So to get that bad boy into shape for the future, you must change him into something usable. This is not a strategy I'd recommend when dating, but you can change glucose! You have the power! Like literally, you have the power, stored in the form of ATP!!!

ATP, is of course, adenosine triphosphate, the famed energy-storing molecule that is comprised of adenosine (yes, the same adenosine that shows up in the nucleic acids; adeonsine is the ribose sugar + the nitrogenous base adenine) and three phosphate groups. 

Phosphate groups are just a bunch of loser oxygens hanging around a phosphorous atom, so theu'r epretty negatively charged. This has all sort of important biochemical implications, including effects on a given molecule's polarity and solubility in water, the orientation of DNA's sugar-phosphate backbone towards the outside, and blah blaha blah dork stuff. You know those bitchy people that you hang out with for no reason that you can actually identify? They just smoke cigarettes and complain about how there isn't anything to do? Well, those are your phosphate groups. They will leave you at the drop of a hat, which in biological terms means in the presence of the phosphorylating enzyme HEXOKINASE. I know, I know. It sounds like a shitty German metal band, I know. It isn't one. 

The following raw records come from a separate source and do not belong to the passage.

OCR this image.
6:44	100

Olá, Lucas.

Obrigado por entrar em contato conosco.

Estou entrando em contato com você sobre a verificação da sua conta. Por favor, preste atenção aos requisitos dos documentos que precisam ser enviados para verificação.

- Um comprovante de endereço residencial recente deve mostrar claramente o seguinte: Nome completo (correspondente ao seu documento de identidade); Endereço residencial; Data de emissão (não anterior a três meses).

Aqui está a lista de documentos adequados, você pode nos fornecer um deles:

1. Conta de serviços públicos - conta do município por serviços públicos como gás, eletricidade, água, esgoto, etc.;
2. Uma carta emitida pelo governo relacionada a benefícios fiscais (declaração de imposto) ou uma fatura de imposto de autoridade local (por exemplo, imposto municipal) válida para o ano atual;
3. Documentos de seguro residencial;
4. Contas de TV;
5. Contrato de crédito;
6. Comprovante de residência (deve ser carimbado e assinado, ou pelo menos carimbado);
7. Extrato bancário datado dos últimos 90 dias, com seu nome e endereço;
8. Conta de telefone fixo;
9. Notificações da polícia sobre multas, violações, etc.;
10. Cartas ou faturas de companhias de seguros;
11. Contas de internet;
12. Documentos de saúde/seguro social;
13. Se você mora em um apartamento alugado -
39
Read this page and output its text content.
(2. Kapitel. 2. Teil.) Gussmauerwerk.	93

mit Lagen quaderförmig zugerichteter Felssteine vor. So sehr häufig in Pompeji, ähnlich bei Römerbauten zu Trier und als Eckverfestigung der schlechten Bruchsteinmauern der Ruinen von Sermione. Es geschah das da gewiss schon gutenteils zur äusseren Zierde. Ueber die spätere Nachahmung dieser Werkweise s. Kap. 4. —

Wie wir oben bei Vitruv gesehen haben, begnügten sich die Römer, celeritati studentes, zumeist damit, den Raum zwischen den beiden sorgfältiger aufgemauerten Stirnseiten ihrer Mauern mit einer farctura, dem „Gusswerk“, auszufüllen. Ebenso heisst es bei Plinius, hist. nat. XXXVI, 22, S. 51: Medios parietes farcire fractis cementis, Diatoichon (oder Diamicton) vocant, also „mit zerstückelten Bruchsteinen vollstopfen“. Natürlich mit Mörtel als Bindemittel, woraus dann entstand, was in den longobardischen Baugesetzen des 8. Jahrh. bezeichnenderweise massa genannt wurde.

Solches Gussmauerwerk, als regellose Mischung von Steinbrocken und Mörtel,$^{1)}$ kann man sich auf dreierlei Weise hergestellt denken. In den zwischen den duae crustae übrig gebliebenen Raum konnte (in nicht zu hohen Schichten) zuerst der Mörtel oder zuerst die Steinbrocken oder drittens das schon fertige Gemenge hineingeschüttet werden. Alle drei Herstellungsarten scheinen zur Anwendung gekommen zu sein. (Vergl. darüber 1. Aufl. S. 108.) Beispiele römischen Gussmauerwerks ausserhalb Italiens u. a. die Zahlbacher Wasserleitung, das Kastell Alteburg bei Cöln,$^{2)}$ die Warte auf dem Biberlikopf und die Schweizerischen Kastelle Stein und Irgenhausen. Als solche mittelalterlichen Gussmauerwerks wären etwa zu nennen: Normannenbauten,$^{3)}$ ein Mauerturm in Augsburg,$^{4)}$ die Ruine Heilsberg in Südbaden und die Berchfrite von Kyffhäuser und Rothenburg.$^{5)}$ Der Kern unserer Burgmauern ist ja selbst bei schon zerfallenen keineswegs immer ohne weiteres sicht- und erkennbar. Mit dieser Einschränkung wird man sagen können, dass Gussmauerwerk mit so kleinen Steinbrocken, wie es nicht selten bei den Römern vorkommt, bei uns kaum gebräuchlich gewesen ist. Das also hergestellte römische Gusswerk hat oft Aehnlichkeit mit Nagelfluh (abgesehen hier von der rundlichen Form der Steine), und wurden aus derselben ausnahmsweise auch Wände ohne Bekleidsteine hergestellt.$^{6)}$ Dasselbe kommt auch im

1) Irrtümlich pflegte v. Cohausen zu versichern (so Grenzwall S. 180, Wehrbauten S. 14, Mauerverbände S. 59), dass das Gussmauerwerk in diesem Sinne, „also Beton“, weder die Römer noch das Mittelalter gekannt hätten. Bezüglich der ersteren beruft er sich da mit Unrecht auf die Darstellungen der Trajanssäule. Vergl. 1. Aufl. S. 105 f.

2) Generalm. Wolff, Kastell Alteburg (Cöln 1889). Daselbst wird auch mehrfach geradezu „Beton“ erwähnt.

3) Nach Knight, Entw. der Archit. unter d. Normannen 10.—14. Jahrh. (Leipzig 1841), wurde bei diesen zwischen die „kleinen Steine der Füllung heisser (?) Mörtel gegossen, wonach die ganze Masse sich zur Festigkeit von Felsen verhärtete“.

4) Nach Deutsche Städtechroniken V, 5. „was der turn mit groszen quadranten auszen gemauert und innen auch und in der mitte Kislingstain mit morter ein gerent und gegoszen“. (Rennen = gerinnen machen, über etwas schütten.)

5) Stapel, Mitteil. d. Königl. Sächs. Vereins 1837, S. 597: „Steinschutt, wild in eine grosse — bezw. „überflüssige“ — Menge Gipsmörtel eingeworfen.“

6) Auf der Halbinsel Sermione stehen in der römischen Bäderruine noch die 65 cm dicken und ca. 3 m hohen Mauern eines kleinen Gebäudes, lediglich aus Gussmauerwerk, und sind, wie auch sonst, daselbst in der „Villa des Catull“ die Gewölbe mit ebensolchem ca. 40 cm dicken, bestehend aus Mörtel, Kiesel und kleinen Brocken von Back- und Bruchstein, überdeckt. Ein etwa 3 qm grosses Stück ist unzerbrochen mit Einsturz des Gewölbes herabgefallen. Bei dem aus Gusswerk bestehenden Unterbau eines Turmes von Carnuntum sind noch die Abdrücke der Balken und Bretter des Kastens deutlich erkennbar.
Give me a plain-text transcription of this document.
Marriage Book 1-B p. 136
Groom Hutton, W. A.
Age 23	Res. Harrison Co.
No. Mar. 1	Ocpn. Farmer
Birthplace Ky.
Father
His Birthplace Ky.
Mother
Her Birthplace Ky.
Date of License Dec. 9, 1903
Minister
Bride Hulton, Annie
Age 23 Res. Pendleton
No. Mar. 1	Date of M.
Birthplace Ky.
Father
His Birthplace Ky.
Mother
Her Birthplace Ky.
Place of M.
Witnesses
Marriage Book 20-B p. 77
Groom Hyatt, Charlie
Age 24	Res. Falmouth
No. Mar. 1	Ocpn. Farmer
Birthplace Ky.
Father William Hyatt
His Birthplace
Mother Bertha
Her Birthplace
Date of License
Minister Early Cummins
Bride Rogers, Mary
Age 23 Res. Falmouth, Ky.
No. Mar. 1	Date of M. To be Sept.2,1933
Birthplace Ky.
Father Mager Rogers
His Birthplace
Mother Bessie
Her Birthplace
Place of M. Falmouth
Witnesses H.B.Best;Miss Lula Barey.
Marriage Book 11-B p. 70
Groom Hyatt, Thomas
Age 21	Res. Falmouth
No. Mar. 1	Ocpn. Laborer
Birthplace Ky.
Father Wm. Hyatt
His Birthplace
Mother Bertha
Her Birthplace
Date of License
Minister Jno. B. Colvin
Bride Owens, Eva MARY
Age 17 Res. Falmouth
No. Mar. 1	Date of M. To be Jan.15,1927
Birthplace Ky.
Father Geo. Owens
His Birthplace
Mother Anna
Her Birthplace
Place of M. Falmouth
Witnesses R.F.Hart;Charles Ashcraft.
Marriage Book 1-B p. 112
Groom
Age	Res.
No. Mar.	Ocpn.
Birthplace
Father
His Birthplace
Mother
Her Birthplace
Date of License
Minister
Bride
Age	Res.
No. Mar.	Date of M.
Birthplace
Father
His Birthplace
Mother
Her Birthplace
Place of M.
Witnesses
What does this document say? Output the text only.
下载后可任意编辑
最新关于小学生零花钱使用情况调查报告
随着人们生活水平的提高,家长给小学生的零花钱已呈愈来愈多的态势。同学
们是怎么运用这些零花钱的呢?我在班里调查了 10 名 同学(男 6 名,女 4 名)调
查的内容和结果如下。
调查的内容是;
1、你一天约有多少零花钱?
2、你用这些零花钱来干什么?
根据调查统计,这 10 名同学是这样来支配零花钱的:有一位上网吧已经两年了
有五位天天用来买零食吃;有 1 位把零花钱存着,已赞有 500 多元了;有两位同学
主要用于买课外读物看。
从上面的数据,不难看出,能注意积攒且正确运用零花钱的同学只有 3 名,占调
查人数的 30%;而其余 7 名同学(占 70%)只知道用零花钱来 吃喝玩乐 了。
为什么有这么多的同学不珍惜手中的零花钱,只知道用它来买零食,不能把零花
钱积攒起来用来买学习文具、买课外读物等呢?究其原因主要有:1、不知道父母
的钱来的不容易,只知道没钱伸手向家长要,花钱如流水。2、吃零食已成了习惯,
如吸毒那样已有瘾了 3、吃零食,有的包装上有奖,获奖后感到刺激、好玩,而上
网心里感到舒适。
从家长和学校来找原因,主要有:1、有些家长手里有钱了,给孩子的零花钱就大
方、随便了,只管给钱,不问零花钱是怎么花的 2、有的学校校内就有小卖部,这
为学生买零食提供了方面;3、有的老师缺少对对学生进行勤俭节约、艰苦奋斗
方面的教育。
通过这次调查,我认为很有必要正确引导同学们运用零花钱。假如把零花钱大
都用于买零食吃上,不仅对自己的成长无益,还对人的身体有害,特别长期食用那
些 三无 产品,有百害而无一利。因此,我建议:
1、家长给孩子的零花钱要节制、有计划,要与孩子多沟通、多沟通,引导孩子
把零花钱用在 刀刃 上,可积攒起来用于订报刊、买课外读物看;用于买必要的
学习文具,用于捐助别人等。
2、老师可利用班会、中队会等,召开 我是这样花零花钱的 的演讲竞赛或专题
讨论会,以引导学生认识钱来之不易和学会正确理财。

Your pal HEXOKINASE phosphorylates the useless hippie glucose molecule. Are you scared of the big scary word phosphorylation? Huh? Are you scawed? Widdle weader weawy scawed??! Sack up and learn! 

Phosphorylation is basically a fancy term for "transfers a phosphate group from ____ to _____", eg an ATP to a glucose molecule. It's kinda like a postal worker! Just think of the USPS as the United States Phosphorylation Service, and you'll never fail a test or be bothered with pesky social invitations again!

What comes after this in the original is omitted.